The configuration information DB 108 stores configuration information related to the devices A to C. For example, as shown in FIG. 5, the configuration information records the configuration device and the S / W and S / W versions operating on the device. The target device determination unit 102 performs a step of determining whether or not a vulnerable device is used in the monitored system 200 from the notified new vulnerability information and configuration information (step S103).

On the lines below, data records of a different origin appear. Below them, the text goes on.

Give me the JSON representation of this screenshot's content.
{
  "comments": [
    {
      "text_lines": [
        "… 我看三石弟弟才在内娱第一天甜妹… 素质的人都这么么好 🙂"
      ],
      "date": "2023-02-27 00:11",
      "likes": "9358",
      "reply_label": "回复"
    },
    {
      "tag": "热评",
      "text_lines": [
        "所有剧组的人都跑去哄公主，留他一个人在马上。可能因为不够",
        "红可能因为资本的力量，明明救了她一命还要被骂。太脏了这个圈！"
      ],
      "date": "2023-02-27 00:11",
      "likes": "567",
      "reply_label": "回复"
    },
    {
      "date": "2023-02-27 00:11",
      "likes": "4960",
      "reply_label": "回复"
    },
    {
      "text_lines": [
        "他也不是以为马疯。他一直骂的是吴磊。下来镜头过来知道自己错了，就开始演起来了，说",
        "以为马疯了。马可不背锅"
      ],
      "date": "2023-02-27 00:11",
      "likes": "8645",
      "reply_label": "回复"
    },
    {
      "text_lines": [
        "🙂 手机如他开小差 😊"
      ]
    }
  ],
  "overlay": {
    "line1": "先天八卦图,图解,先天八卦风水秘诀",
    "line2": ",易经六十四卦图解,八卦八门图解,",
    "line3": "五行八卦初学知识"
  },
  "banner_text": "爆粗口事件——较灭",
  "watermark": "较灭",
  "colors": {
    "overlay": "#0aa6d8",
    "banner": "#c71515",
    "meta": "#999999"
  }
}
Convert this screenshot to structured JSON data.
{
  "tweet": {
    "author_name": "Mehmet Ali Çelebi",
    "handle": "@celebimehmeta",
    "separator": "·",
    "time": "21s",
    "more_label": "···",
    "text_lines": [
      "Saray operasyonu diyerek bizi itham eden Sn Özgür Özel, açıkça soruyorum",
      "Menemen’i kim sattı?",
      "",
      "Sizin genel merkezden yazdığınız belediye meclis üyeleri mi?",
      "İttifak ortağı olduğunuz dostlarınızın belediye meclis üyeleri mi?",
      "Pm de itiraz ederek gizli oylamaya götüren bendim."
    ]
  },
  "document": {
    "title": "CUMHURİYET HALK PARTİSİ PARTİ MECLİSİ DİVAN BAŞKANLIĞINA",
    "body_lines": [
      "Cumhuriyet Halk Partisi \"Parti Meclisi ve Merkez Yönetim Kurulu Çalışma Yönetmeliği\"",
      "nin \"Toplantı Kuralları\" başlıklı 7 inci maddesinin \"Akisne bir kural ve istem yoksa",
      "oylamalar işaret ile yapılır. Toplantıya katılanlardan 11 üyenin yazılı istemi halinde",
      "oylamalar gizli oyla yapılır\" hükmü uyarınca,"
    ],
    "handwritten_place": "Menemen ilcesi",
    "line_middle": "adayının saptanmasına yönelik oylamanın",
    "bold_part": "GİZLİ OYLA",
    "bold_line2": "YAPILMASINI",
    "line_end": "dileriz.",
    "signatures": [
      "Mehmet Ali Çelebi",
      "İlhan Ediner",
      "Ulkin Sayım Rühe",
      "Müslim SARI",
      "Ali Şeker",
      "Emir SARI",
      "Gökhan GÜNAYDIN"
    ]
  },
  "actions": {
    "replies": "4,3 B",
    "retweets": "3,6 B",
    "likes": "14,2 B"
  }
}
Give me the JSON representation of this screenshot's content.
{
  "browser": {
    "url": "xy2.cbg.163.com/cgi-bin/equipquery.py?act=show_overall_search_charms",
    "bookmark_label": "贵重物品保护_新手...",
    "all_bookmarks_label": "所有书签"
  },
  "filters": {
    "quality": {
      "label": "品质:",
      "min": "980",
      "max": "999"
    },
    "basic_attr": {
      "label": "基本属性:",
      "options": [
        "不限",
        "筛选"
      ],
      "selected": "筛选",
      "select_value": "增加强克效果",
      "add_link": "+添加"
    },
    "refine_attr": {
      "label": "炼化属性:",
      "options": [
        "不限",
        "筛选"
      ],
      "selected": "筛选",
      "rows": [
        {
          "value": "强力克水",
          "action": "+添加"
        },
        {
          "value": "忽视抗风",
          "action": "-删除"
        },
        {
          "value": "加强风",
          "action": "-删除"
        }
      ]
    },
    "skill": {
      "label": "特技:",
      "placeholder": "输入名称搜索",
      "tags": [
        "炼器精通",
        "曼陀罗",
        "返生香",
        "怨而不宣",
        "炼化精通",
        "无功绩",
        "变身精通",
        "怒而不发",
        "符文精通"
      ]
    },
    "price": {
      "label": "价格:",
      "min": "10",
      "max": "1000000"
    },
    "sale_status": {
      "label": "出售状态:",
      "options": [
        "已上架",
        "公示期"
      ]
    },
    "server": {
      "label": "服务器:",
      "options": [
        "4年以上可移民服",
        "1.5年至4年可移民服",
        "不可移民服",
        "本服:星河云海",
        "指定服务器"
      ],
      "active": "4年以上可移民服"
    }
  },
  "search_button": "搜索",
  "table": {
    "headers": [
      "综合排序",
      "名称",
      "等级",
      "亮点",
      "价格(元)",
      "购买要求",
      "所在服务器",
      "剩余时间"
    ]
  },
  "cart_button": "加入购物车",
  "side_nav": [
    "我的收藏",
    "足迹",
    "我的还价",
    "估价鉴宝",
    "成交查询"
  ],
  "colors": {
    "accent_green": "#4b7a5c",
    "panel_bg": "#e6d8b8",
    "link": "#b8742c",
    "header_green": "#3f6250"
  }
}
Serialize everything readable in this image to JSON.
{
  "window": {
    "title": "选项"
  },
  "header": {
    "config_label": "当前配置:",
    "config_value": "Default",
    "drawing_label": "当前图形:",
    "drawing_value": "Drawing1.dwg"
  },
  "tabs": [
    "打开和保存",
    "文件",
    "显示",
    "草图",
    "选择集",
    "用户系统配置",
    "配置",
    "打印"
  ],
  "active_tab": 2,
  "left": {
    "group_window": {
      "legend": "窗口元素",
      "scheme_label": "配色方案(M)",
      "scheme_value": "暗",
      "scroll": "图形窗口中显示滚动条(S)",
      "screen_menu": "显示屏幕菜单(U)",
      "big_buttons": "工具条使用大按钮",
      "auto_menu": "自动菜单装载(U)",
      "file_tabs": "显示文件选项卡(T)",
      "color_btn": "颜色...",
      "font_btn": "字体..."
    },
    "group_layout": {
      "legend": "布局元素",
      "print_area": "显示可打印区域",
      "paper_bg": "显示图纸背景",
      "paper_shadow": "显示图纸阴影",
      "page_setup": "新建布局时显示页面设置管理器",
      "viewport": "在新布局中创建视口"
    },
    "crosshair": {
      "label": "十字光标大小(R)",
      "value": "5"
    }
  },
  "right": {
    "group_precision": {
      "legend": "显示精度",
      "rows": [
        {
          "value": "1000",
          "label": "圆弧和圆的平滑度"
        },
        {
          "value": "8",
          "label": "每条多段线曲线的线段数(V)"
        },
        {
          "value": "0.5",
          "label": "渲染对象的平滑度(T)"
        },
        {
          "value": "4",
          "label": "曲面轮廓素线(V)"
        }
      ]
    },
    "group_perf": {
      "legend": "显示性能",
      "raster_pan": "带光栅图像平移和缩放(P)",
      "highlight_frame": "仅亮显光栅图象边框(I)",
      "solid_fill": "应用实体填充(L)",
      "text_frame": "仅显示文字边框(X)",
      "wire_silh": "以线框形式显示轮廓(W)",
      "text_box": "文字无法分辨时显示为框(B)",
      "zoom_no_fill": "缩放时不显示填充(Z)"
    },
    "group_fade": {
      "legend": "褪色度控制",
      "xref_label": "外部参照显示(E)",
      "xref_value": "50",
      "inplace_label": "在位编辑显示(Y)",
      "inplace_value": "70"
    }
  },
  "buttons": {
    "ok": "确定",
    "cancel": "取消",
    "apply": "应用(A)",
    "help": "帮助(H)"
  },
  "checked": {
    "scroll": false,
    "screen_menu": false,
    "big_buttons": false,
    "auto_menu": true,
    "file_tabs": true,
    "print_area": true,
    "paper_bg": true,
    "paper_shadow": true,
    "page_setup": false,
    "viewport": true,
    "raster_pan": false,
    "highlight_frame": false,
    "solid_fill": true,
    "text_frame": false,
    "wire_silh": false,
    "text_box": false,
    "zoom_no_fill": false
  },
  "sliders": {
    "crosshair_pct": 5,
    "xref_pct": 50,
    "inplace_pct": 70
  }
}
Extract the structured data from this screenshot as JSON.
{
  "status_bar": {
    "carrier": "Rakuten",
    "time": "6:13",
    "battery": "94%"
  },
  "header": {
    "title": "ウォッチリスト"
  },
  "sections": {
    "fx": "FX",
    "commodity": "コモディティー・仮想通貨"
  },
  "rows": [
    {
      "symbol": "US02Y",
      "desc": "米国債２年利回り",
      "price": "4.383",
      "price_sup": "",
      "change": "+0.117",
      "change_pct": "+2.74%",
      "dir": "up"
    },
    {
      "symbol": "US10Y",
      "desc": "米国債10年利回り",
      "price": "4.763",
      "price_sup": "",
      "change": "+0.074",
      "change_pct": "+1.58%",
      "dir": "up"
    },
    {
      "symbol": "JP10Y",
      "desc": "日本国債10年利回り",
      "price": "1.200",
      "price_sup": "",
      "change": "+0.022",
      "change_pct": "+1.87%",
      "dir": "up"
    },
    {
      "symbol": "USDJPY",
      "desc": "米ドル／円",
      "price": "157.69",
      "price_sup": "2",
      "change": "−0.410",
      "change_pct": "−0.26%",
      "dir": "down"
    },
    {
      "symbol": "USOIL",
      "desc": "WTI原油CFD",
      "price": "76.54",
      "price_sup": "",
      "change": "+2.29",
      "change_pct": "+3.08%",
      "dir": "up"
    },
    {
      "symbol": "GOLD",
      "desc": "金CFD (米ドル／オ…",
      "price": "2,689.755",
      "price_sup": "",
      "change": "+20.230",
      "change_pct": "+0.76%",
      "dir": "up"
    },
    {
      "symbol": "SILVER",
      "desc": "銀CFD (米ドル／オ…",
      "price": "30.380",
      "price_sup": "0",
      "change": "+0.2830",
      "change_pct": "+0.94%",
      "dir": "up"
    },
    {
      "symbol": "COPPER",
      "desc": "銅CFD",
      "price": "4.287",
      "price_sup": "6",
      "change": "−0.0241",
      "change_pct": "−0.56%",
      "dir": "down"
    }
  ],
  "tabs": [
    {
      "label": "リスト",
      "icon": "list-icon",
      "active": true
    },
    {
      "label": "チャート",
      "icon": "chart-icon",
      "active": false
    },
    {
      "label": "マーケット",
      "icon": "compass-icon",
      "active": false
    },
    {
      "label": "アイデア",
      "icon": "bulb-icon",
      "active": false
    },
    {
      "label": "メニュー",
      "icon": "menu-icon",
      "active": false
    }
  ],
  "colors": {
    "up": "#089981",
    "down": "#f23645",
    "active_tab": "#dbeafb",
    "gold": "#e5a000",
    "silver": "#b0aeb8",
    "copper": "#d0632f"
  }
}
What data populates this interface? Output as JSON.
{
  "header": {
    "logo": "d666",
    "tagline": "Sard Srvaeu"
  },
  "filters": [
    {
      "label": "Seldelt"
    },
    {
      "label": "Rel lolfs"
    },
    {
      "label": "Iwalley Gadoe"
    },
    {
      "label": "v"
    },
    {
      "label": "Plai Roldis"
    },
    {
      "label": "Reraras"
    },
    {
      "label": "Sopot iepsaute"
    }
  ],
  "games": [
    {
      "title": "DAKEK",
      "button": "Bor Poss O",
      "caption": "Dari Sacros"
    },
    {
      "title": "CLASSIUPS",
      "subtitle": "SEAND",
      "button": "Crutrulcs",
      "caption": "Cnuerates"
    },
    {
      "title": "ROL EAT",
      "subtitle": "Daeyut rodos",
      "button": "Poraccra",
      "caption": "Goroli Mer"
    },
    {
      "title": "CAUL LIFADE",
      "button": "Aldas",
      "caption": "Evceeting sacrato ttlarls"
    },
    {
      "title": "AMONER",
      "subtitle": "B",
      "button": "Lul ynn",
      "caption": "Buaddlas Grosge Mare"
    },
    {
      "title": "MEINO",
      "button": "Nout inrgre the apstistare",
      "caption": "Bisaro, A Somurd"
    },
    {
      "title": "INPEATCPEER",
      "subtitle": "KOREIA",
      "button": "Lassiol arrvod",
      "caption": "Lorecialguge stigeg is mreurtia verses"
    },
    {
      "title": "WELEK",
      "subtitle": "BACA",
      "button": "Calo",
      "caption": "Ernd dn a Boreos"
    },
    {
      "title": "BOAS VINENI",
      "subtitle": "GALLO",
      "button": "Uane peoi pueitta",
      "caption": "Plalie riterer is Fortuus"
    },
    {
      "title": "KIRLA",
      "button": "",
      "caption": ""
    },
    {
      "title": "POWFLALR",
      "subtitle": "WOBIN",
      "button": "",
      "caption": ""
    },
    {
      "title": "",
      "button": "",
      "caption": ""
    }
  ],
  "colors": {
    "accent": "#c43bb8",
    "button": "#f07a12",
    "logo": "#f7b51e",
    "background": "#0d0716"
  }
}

If a vulnerable device is used in the determination, the device being used is determined as the target device, and the vulnerability information and the target device are notified to the detection rule determination unit 103. In the vulnerability information shown in FIG. 4 and the configuration information shown in FIG. 5, since the S / W (HogeSoft Ver1.1) targeted for the vulnerability is operating in the device A, the device A is vulnerable. It is judged as a certain target device. If the vulnerable device is not used, the update operation is terminated without updating the execution cycle.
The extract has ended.